El instrumento de medida de sobrecarga psicosocial más conocido es el Inventario de Maslach (1981, 1997), ideado para detectar el síndrome del burnout o de desgaste profesional, desgraciadamente habitual en el medio sanitario, que pretende valorar factores externos relacionados con acontecimientos y estructuras del entorno laboral.

Mediante la aplicación de este instrumento, Pastora Cuevas, 1996, demostró la relación entre clima laboral y psicopatología, así como el efecto sensibilizante del índice de reactividad al estrés y la relativa protección que ofrece el apoyo social.

Los efectos de la sobrecarga psicosocial pueden hacerse notar de manera larvada o brusca, pero siempre después de una larga exposición a factores externos de estrés relativamente estables, a los que la persona parece estar bien adaptado razonablemente.

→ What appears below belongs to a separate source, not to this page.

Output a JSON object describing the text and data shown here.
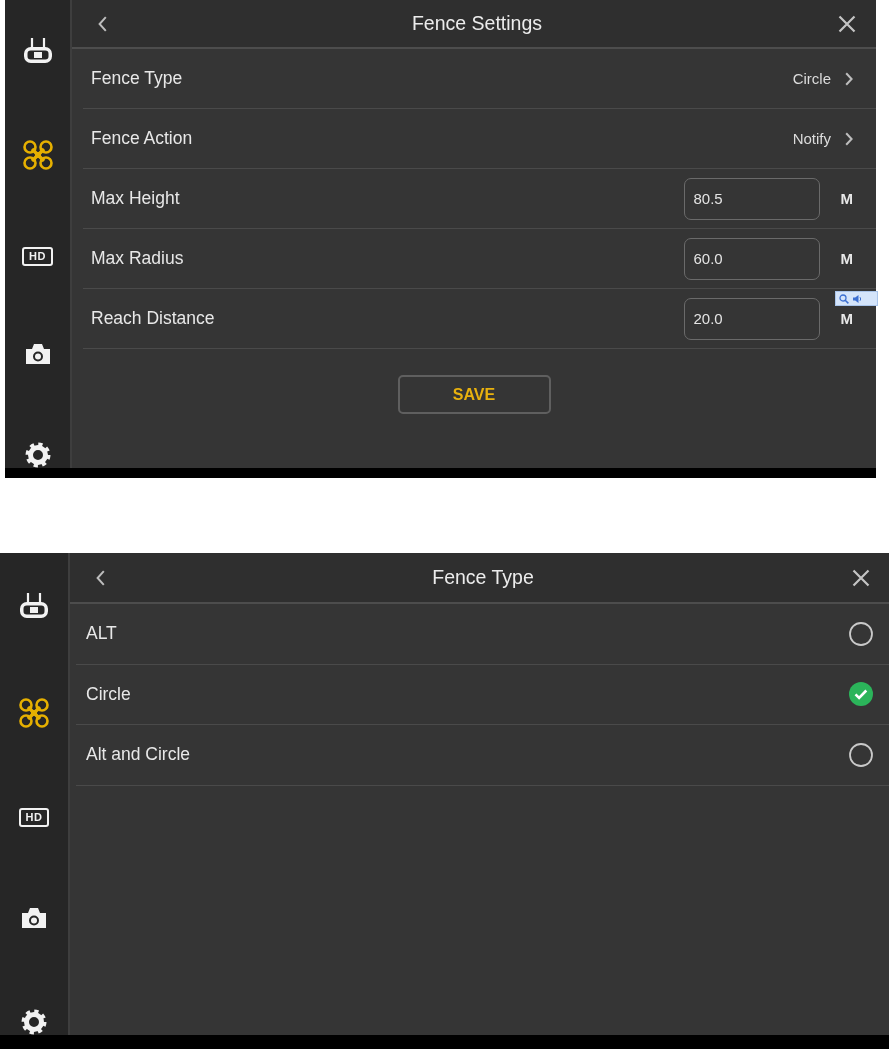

La evolución larvada se caracteriza por patología inespecífica, morbilidad psiquiátrica menor, sentimientos de desánimo y desesperanza, envejecimiento prematuro, disminución generalizada de la capacidad funcional, etc. El síndrome metabólico, es uno de sus más extendidas expresiones en la sociedad actual.

La evolución brusca se manifiesta, por regla general, después de un periodo más o menos silente de evolución larvada, por aparición repentina de síntomas de sufrimiento, desilusión y agotamiento o, por el contrario, rebelión y rechazo de todas las imposiciones y compromisos sociales hasta entonces aceptados con aparente convicción. Aparte de las importantes alteraciones de la conducta pueden presentarse fracasos psicosomáticos agudos en personas aparentemente sanas hasta ese momento.

La idea de carga alostática desarrollado por McEwen 1998, permite elaborar elegantes explicaciones sobre los efectos patógenos del estrés crónico. El organismo se adapta a la sobrecarga psicosocial mediante cambios persistentes que implican desviaciones importantes y duraderas de sus valores basales, tales como la frecuencia cardíaca, la presión arterial o la secreción de cortisol y otras hormonas.

Esta alteración fisiológica persistente produce un desgaste en órganos diana que no puede ser reparado al mismo ritmo que en condiciones basales óptimas, acabando con su lesión o fracaso y la aparición de condiciones morbosas. A la misma conclusión se llega con el modelo explicativo ofrecido por la Ley General de la Homeostasis, teniendo en cuenta el grado de desviación de una función o constante de sus valores óptimos, el tiempo durante el cual se mantiene esta desviación y la resistencia o tolerancia del organismo a variaciones en esa constante o función.

*Bibliografía “Los síndromes de estrés”, de Luis de Rivera.